NWSL report reveals abuse

A new investigation reveals allegations of sexual misconduct and verbal abuse by coaches in the National Women’s Soccer League. Unfortunately, this has been a pattern in women’s professional soccer the past 25 years and must stop immediately.  

Last month, Sally Yates, former U.S. deputy attorney general, released a report detailing the abusive behavior in The National Women’s Soccer League. Yates’s report focused  on three NWSL teams: Portland Thorns, Chicago Red Stars, and Racing Louisville. Coaches Paul Riley, Rory Dames and Christy Holly were among those accused of verbal, emotional and sexual abuse towards players. All three coaches have resigned or been fired since the report came out.  

Abuse has been rooted in women’s soccer since it first came to be. The first professional league for women in the United States was called the USL W-League and was formed in 1995. The league folded after three years due to lack of resources and support from fans.

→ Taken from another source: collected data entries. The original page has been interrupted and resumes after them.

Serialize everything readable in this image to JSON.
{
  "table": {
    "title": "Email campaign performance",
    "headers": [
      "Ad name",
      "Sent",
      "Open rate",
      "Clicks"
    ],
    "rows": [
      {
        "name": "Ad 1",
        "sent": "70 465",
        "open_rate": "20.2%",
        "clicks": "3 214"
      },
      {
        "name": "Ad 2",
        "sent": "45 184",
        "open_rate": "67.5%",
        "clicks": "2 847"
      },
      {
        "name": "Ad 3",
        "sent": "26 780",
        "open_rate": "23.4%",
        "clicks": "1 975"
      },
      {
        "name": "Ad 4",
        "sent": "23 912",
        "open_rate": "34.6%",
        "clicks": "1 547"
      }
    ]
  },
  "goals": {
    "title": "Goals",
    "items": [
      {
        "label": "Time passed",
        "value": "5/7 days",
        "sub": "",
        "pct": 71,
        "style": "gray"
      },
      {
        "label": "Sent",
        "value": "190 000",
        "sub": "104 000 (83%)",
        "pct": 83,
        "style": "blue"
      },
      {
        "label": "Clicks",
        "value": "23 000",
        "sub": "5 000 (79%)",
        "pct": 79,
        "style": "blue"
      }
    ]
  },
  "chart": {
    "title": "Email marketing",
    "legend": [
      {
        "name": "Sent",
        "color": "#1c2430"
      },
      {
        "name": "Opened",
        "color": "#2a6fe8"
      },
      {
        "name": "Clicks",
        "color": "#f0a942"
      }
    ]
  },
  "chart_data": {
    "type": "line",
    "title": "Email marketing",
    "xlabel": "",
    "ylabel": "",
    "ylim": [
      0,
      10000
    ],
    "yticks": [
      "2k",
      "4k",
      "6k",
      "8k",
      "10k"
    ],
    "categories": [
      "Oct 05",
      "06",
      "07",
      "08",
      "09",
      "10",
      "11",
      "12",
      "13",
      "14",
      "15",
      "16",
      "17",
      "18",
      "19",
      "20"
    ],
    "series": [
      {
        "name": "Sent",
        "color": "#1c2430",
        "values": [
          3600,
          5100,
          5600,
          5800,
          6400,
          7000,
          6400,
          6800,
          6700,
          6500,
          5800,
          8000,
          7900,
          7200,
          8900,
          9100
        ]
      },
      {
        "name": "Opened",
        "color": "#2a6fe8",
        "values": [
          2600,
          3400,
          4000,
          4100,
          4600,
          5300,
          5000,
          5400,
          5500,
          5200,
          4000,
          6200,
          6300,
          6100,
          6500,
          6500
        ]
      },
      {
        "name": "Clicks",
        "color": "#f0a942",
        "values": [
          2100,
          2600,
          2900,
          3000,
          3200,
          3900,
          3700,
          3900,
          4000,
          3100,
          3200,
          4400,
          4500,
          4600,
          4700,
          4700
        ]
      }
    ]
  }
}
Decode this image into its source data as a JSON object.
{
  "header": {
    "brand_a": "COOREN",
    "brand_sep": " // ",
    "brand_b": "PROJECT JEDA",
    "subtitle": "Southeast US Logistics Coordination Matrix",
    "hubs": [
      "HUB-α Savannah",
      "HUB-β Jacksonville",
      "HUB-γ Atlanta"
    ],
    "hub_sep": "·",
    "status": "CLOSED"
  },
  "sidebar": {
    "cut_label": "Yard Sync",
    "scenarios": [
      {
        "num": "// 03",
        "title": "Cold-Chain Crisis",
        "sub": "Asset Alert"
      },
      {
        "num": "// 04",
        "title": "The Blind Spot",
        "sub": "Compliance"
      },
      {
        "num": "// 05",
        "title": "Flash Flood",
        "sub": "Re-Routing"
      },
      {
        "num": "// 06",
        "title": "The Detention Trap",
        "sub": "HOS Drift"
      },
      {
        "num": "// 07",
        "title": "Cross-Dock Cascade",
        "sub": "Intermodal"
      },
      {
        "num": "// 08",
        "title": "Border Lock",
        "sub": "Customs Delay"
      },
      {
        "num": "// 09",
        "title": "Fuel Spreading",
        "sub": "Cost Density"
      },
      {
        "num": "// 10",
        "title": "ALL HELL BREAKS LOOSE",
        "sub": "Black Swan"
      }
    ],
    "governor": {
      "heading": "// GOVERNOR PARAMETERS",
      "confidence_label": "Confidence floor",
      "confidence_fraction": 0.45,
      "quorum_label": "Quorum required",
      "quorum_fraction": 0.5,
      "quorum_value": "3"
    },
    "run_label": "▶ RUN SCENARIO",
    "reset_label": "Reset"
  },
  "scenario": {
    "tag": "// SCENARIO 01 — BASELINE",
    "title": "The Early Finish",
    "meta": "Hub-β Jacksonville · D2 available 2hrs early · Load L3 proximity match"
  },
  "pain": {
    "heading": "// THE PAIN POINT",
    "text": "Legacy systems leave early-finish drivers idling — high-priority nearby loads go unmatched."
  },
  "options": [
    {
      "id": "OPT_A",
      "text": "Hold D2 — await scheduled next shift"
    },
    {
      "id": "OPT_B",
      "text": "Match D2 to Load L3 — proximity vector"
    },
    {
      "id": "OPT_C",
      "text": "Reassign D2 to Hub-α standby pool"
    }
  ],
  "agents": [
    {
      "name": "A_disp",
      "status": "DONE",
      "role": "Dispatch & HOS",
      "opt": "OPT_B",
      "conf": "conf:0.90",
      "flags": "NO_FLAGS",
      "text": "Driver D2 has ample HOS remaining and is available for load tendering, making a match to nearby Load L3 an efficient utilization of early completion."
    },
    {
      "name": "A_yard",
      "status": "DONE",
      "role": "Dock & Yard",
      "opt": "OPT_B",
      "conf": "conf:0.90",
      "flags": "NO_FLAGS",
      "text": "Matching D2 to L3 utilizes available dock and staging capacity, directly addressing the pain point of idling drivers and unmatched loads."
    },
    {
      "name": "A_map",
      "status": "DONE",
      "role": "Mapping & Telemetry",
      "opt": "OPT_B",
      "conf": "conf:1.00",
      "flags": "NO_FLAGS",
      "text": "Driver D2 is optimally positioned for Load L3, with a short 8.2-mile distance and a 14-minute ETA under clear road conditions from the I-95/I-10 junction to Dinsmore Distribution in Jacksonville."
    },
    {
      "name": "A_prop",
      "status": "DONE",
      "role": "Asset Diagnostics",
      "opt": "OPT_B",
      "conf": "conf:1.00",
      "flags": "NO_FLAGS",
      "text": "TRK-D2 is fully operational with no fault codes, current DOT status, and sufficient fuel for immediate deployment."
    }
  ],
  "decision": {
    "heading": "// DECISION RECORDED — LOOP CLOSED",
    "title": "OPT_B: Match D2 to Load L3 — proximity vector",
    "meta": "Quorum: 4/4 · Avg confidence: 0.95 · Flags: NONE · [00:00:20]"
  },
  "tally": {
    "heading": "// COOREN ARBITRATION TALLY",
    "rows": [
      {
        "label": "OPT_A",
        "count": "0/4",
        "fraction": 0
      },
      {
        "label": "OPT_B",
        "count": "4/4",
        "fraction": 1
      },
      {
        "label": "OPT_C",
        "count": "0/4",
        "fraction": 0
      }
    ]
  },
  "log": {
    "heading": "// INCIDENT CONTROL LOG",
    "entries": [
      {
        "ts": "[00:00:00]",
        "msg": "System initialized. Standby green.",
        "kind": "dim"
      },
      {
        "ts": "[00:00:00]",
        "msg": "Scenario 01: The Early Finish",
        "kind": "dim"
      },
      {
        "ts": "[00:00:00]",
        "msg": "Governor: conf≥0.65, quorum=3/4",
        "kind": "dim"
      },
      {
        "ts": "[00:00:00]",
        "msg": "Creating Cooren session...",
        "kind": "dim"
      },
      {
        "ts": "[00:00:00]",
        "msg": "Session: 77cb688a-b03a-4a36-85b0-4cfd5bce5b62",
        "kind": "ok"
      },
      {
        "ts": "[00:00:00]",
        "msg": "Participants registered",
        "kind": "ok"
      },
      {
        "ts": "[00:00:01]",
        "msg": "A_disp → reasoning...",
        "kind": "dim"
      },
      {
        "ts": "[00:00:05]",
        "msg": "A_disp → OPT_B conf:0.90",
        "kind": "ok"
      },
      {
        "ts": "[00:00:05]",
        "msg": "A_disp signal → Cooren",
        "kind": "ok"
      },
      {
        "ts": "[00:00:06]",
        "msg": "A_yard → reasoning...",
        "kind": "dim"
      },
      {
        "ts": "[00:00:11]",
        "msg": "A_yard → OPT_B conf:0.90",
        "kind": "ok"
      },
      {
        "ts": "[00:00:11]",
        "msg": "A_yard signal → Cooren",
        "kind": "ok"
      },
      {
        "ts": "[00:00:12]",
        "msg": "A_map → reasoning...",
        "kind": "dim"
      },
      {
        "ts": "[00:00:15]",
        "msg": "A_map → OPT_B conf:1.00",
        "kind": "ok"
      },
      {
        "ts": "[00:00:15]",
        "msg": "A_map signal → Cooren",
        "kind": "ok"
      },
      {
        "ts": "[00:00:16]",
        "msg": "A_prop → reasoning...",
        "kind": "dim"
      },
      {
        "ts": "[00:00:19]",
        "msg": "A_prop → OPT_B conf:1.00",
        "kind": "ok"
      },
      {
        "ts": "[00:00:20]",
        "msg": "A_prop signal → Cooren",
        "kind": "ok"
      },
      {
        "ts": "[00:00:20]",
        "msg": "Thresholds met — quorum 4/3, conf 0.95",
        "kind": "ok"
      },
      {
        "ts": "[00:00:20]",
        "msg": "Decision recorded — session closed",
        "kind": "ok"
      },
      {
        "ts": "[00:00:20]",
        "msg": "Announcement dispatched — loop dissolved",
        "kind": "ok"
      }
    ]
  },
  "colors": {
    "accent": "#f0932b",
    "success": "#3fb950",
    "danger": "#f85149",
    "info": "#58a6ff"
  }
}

In 2007 the WPS was established which lasted until 2012. Both of these leagues struggled to get viewers and funding. They also suffered from abuse by coaches.  

For years, abusive coaches were able to move to different teams within the league. If a coach had allegations from one club they were still able to apply to coach at another without notification from the club of the previous coach.  Paul Riley, a WPS coach, first allegation of sexual abuse occurred in 2010 while coaching for Philadelphia Independence. In 2013, he was hired to coach The Portland Thorns in the new league, NWSL. While with the Thorn, Riley was accused of mentally abusing players and buying alcohol and hotel rooms for certain players. Riley also made negative comments to players about their   weight and appearance. Despite multiple allegations, Riley was still able to move from club to club.  

Jen Gillespie, former leading goal scorer for Old Dominion University, professional player for the USL W-league and current assistant coach for girl’s soccer at Central, said there should be background check policies applicable to all coaches. “Paul Riley was able to move from club to club because owners thought he was a good a coach,” said Gillespie. “Teams would hire him without asking previous players if there were any problems.”  

If a background check policy was to be put into place, owners would be required to talk to former players and find out if the coach had any problems.  

Abuse happened in the NWSL because players’ complaints were not taken seriously. Players repeatedly brought their concerns to owners but those in positions of power brushed them off. They didn’t investigate the complaints and no preventive measures were taken. “The responsibility lies on the owners of the team to make sure the person they hired is the right fit,” Gillespie said. “If players complain, it’s up to the owners to address the issue and expand on it more.” 

Another reason abuse is such a problem in the NWSL is because there are no safety nets put in place for players reporting abuse.  

“Players get nervous when reporting abuse because they might get less playing time then before or potentially lose their contract,” Gillespie said. “If the league puts in safety nets for the players they won’t have to fear their losing their contracts.” 

Yates’ report ends with a list of recommendations: better enforcement of rules by US Soccer, holding owners responsible for not reporting player abuse allegation and creating a more professional environment.  

“Players and coaches have to know what’s expected of them and the guidelines that come along with it,” Gillespie said. “By holding coaches accountable for their actions players will feel more comfortable playing professionally and will feel more comfortable reporting abuse without worries of losing jobs.” 

While the abuse allegations have resulted in negative publicity, the response appears to have had a positive impact for players. Gillespie believes it will open the eyes of players and coaches not only professionally but also in college and high school. “This hopefully cleaned the house for future generations and nothing like this should ever happen again.”  

Gillespie said being a coach is a privilege, not a right. Going forward the NWSL officials need to make sure they follow Gillespie’s sentiment and that the abuse of the past never happens again.